State Key Laboratory for Animal Disease Control and Prevention, College of Veterinary Medicine, Lanzhou University, Lanzhou Veterinary Research Institute, Chinese Academy of Agricultural Sciences, Lanzhou 730000, China.
Gansu Province Research Center for Basic Disciplines of Pathogen Biology, Lanzhou 730046, China.
Molecules. 2023 Oct 20;28(20):7198. doi: 10.3390/molecules28207198.
DEAD-box decapping enzyme 20 (DDX20) is a putative RNA-decapping enzyme that can be identified by the conserved motif Asp-Glu-Ala-Asp (DEAD). Cellular processes involve numerous RNA secondary structure alterations, including translation initiation, nuclear and mitochondrial splicing, and assembly of ribosomes and spliceosomes. DDX20 reportedly plays an important role in cellular transcription and post-transcriptional modifications. On the one hand, DDX20 can interact with various transcription factors and repress the transcriptional process. On the other hand, DDX20 forms the survival motor neuron complex and participates in the assembly of snRNP, ultimately affecting the RNA splicing process. Finally, DDX20 can potentially rely on its RNA-unwinding enzyme function to participate in microRNA (miRNA) maturation and act as a component of the RNA-induced silencing complex. In addition, although DDX20 is not a key component in the innate immune system signaling pathway, it can affect the nuclear factor kappa B (NF-κB) and p53 signaling pathways. In particular, DDX20 plays different roles in tumorigenesis development through the NF-κB signaling pathway.

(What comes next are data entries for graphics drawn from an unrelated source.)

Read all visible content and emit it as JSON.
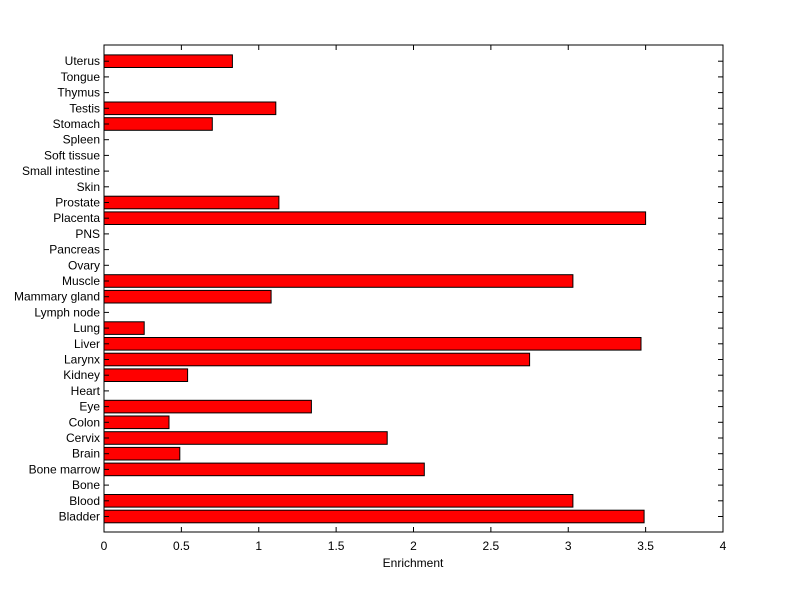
{
  "chart_data": {
    "type": "bar",
    "orientation": "horizontal",
    "categories": [
      "Bladder",
      "Blood",
      "Bone",
      "Bone marrow",
      "Brain",
      "Cervix",
      "Colon",
      "Eye",
      "Heart",
      "Kidney",
      "Larynx",
      "Liver",
      "Lung",
      "Lymph node",
      "Mammary gland",
      "Muscle",
      "Ovary",
      "Pancreas",
      "PNS",
      "Placenta",
      "Prostate",
      "Skin",
      "Small intestine",
      "Soft tissue",
      "Spleen",
      "Stomach",
      "Testis",
      "Thymus",
      "Tongue",
      "Uterus"
    ],
    "values": [
      3.49,
      3.03,
      0,
      2.07,
      0.49,
      1.83,
      0.42,
      1.34,
      0,
      0.54,
      2.75,
      3.47,
      0.26,
      0,
      1.08,
      3.03,
      0,
      0,
      0,
      3.5,
      1.13,
      0,
      0,
      0,
      0,
      0.7,
      1.11,
      0,
      0,
      0.83
    ],
    "xlabel": "Enrichment",
    "ylabel": "",
    "xlim": [
      0,
      4
    ],
    "xticks": [
      "0",
      "0.5",
      "1",
      "1.5",
      "2",
      "2.5",
      "3",
      "3.5",
      "4"
    ],
    "grid": false,
    "bar_color": "#ff0000",
    "bar_edge_color": "#000000"
  }
}
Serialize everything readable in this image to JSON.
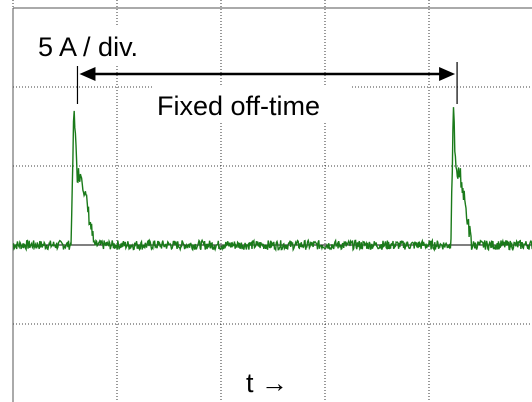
{
  "chart_data": {
    "type": "line",
    "title": "",
    "ylabel": "5 A / div.",
    "xlabel": "t →",
    "annotation": "Fixed off-time",
    "grid": true,
    "x_divisions": 5,
    "y_divisions": 5,
    "ylim": [
      -2.5,
      2.5
    ],
    "xlim": [
      0,
      5
    ],
    "baseline_level": 0.0,
    "trace_color": "#1a7a1a",
    "pulses": [
      {
        "x_start": 0.56,
        "peak": 1.8,
        "plateau": 0.9,
        "x_end": 0.78
      },
      {
        "x_start": 4.21,
        "peak": 1.7,
        "plateau": 0.9,
        "x_end": 4.41
      }
    ],
    "off_time_interval": [
      0.62,
      4.27
    ]
  }
}
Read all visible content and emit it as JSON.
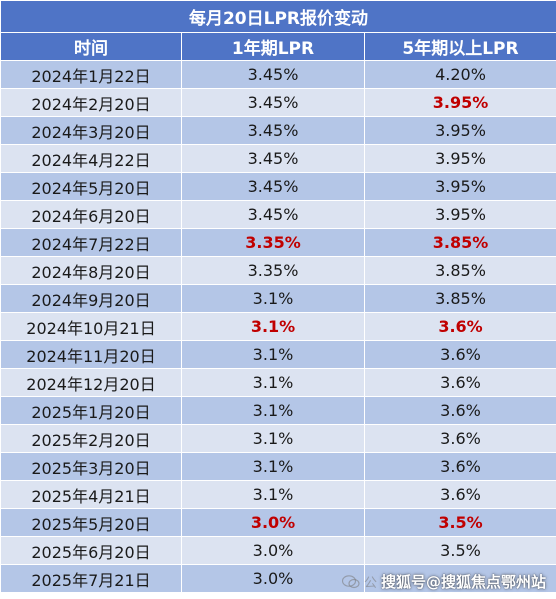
{
  "table": {
    "title": "每月20日LPR报价变动",
    "headers": [
      "时间",
      "1年期LPR",
      "5年期以上LPR"
    ],
    "rows": [
      {
        "date": "2024年1月22日",
        "lpr1y": "3.45%",
        "lpr5y": "4.20%",
        "hl1y": false,
        "hl5y": false
      },
      {
        "date": "2024年2月20日",
        "lpr1y": "3.45%",
        "lpr5y": "3.95%",
        "hl1y": false,
        "hl5y": true
      },
      {
        "date": "2024年3月20日",
        "lpr1y": "3.45%",
        "lpr5y": "3.95%",
        "hl1y": false,
        "hl5y": false
      },
      {
        "date": "2024年4月22日",
        "lpr1y": "3.45%",
        "lpr5y": "3.95%",
        "hl1y": false,
        "hl5y": false
      },
      {
        "date": "2024年5月20日",
        "lpr1y": "3.45%",
        "lpr5y": "3.95%",
        "hl1y": false,
        "hl5y": false
      },
      {
        "date": "2024年6月20日",
        "lpr1y": "3.45%",
        "lpr5y": "3.95%",
        "hl1y": false,
        "hl5y": false
      },
      {
        "date": "2024年7月22日",
        "lpr1y": "3.35%",
        "lpr5y": "3.85%",
        "hl1y": true,
        "hl5y": true
      },
      {
        "date": "2024年8月20日",
        "lpr1y": "3.35%",
        "lpr5y": "3.85%",
        "hl1y": false,
        "hl5y": false
      },
      {
        "date": "2024年9月20日",
        "lpr1y": "3.1%",
        "lpr5y": "3.85%",
        "hl1y": false,
        "hl5y": false
      },
      {
        "date": "2024年10月21日",
        "lpr1y": "3.1%",
        "lpr5y": "3.6%",
        "hl1y": true,
        "hl5y": true
      },
      {
        "date": "2024年11月20日",
        "lpr1y": "3.1%",
        "lpr5y": "3.6%",
        "hl1y": false,
        "hl5y": false
      },
      {
        "date": "2024年12月20日",
        "lpr1y": "3.1%",
        "lpr5y": "3.6%",
        "hl1y": false,
        "hl5y": false
      },
      {
        "date": "2025年1月20日",
        "lpr1y": "3.1%",
        "lpr5y": "3.6%",
        "hl1y": false,
        "hl5y": false
      },
      {
        "date": "2025年2月20日",
        "lpr1y": "3.1%",
        "lpr5y": "3.6%",
        "hl1y": false,
        "hl5y": false
      },
      {
        "date": "2025年3月20日",
        "lpr1y": "3.1%",
        "lpr5y": "3.6%",
        "hl1y": false,
        "hl5y": false
      },
      {
        "date": "2025年4月21日",
        "lpr1y": "3.1%",
        "lpr5y": "3.6%",
        "hl1y": false,
        "hl5y": false
      },
      {
        "date": "2025年5月20日",
        "lpr1y": "3.0%",
        "lpr5y": "3.5%",
        "hl1y": true,
        "hl5y": true
      },
      {
        "date": "2025年6月20日",
        "lpr1y": "3.0%",
        "lpr5y": "3.5%",
        "hl1y": false,
        "hl5y": false
      },
      {
        "date": "2025年7月21日",
        "lpr1y": "3.0%",
        "lpr5y": "",
        "hl1y": false,
        "hl5y": false
      }
    ]
  },
  "watermark": {
    "faint_text": "公",
    "text": "搜狐号@搜狐焦点鄂州站",
    "icon": "wechat-icon"
  },
  "colors": {
    "header_bg": "#4f74c6",
    "row_dark": "#b4c6e7",
    "row_light": "#dce3f1",
    "highlight": "#c00000"
  }
}
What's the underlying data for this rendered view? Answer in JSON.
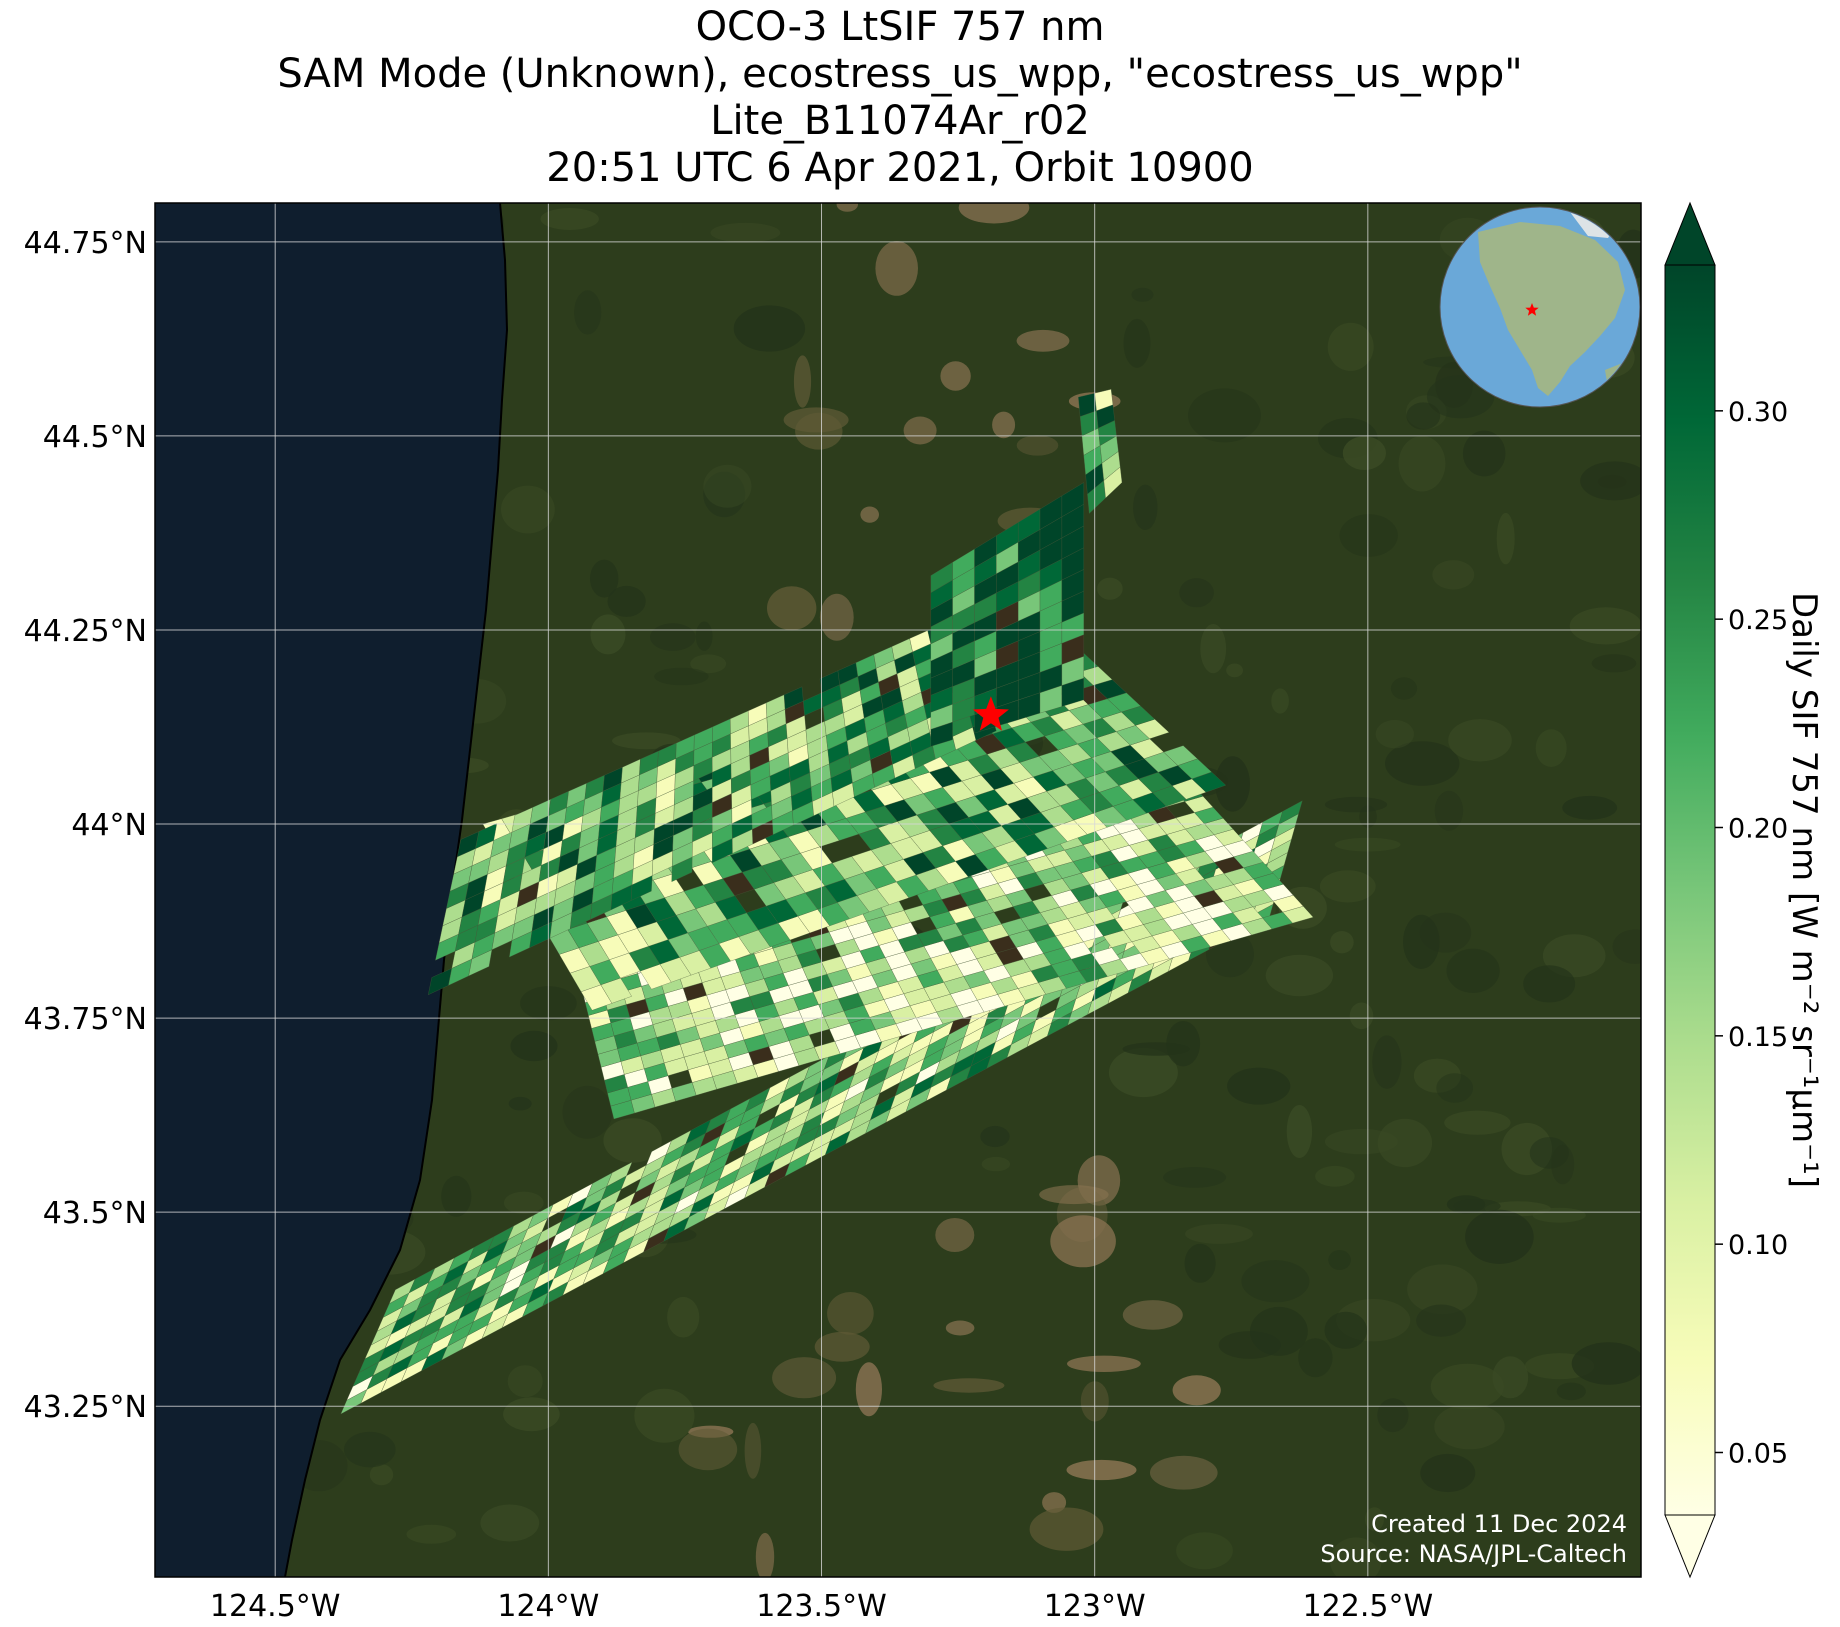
{
  "title_lines": [
    "OCO-3 LtSIF 757 nm",
    "SAM Mode (Unknown), ecostress_us_wpp, \"ecostress_us_wpp\"",
    "Lite_B11074Ar_r02",
    "20:51 UTC 6 Apr 2021, Orbit 10900"
  ],
  "map": {
    "lon_range": [
      -124.72,
      -122.0
    ],
    "lat_range": [
      43.03,
      44.8
    ],
    "lon_ticks": [
      {
        "value": -124.5,
        "label": "124.5°W"
      },
      {
        "value": -124.0,
        "label": "124°W"
      },
      {
        "value": -123.5,
        "label": "123.5°W"
      },
      {
        "value": -123.0,
        "label": "123°W"
      },
      {
        "value": -122.5,
        "label": "122.5°W"
      }
    ],
    "lat_ticks": [
      {
        "value": 44.75,
        "label": "44.75°N"
      },
      {
        "value": 44.5,
        "label": "44.5°N"
      },
      {
        "value": 44.25,
        "label": "44.25°N"
      },
      {
        "value": 44.0,
        "label": "44°N"
      },
      {
        "value": 43.75,
        "label": "43.75°N"
      },
      {
        "value": 43.5,
        "label": "43.5°N"
      },
      {
        "value": 43.25,
        "label": "43.25°N"
      }
    ],
    "target_marker": {
      "lon": -123.19,
      "lat": 44.14,
      "color": "#ff0000",
      "shape": "star"
    },
    "basemap": {
      "ocean": "#0f1e2e",
      "forest": "#2d3d1c",
      "farmland": "#7a6a4a"
    }
  },
  "colorbar": {
    "label": "Daily SIF 757 nm [W m⁻² sr⁻¹μm⁻¹]",
    "range": [
      0.035,
      0.335
    ],
    "ticks": [
      {
        "value": 0.3,
        "label": "0.30"
      },
      {
        "value": 0.25,
        "label": "0.25"
      },
      {
        "value": 0.2,
        "label": "0.20"
      },
      {
        "value": 0.15,
        "label": "0.15"
      },
      {
        "value": 0.1,
        "label": "0.10"
      },
      {
        "value": 0.05,
        "label": "0.05"
      }
    ],
    "colormap": "YlGn",
    "colors": [
      "#ffffe5",
      "#f7fcb9",
      "#d9f0a3",
      "#addd8e",
      "#78c679",
      "#41ab5d",
      "#238443",
      "#006837",
      "#004529"
    ],
    "extend": "both"
  },
  "inset_globe": {
    "ocean": "#6aa8d8",
    "land": "#9fb58a",
    "marker_color": "#ff0000"
  },
  "credit": {
    "created": "Created 11 Dec 2024",
    "source": "Source: NASA/JPL-Caltech"
  }
}
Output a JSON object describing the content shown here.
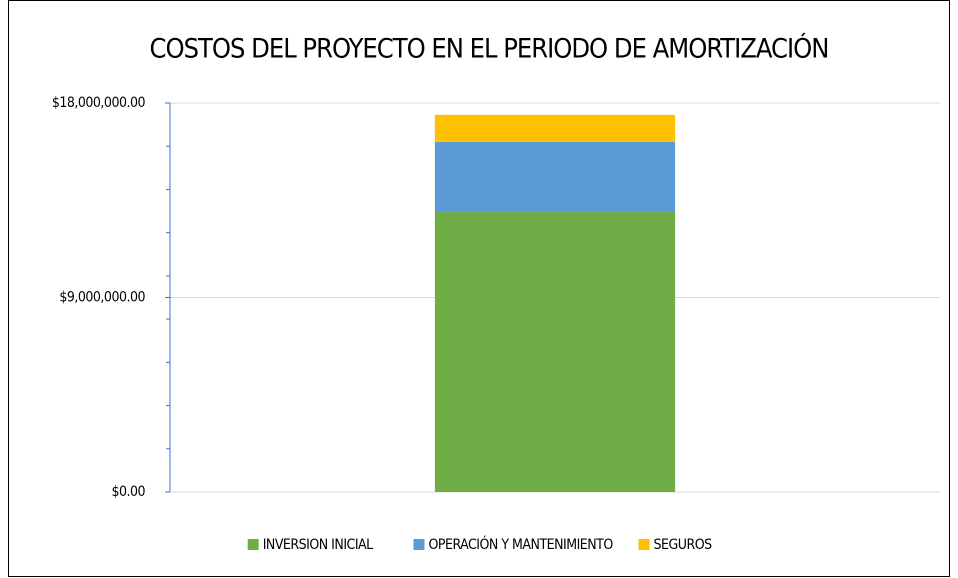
{
  "chart_data": {
    "type": "stacked_bar",
    "title": "COSTOS DEL PROYECTO EN EL PERIODO DE AMORTIZACIÓN",
    "categories": [
      null
    ],
    "series": [
      {
        "name": "INVERSION INICIAL",
        "color": "#70ad47",
        "values": [
          13000000
        ]
      },
      {
        "name": "OPERACIÓN Y MANTENIMIENTO",
        "color": "#5b9bd5",
        "values": [
          3200000
        ]
      },
      {
        "name": "SEGUROS",
        "color": "#ffc000",
        "values": [
          1250000
        ]
      }
    ],
    "ylim": [
      0,
      18000000
    ],
    "yticks": [
      {
        "value": 0,
        "label": "$0.00"
      },
      {
        "value": 9000000,
        "label": "$9,000,000.00"
      },
      {
        "value": 18000000,
        "label": "$18,000,000.00"
      }
    ],
    "minor_yticks": [
      2000000,
      4000000,
      6000000,
      8000000,
      10000000,
      12000000,
      14000000,
      16000000
    ],
    "grid": true,
    "legend": "bottom"
  }
}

This process is regulated by various factors such as miRNA. DDX20 can influence processes such as viral replication in cells by interacting with two proteins in Epstein-Barr virus and can regulate the replication process of several viruses through the innate immune system, indicating that DDX20 plays an important role in the innate immune system. Herein, we review the effects of DDX20 on the innate immune system and its role in transcriptional and post-transcriptional modification processes, based on which we provide an outlook on the future of DDX20 research in innate immunity and viral infections.
DEAD -box 脱帽酶 20(DDX20)是一种假定的 RNA 脱帽酶,可通过保守基序 Asp-Glu-Ala-Asp(DEAD)识别。细胞过程涉及许多 RNA 二级结构改变,包括翻译起始、核和线粒体剪接以及核糖体和剪接体的组装。据报道,DDX20 在细胞转录和转录后修饰中发挥重要作用。一方面,DDX20 可以与各种转录因子相互作用并抑制转录过程。另一方面,DDX20 形成运动神经元存活复合物并参与 snRNP 的组装,最终影响 RNA 剪接过程。最后,DDX20 可以依赖其 RNA 解旋酶功能参与 microRNA(miRNA)成熟并作为 RNA 诱导沉默复合物的组成部分。此外,尽管 DDX20 不是先天免疫系统信号通路的关键组成部分,但它可以影响核因子 kappa B(NF-κB)和 p53 信号通路。特别是,DDX20 通过 NF-κB 信号通路在肿瘤发生发展中发挥不同的作用。该过程受 miRNA 等各种因素的调节。DDX20 可以通过与 Epstein-Barr 病毒中的两种蛋白相互作用影响细胞中的病毒复制过程,并通过先天免疫系统调节几种病毒的复制过程,表明 DDX20 在先天免疫系统中发挥重要作用。在此,我们根据 DDX20 对先天免疫系统的影响及其在转录和转录后修饰过程中的作用,对 DDX20 在先天免疫和病毒感染研究中的未来进行展望。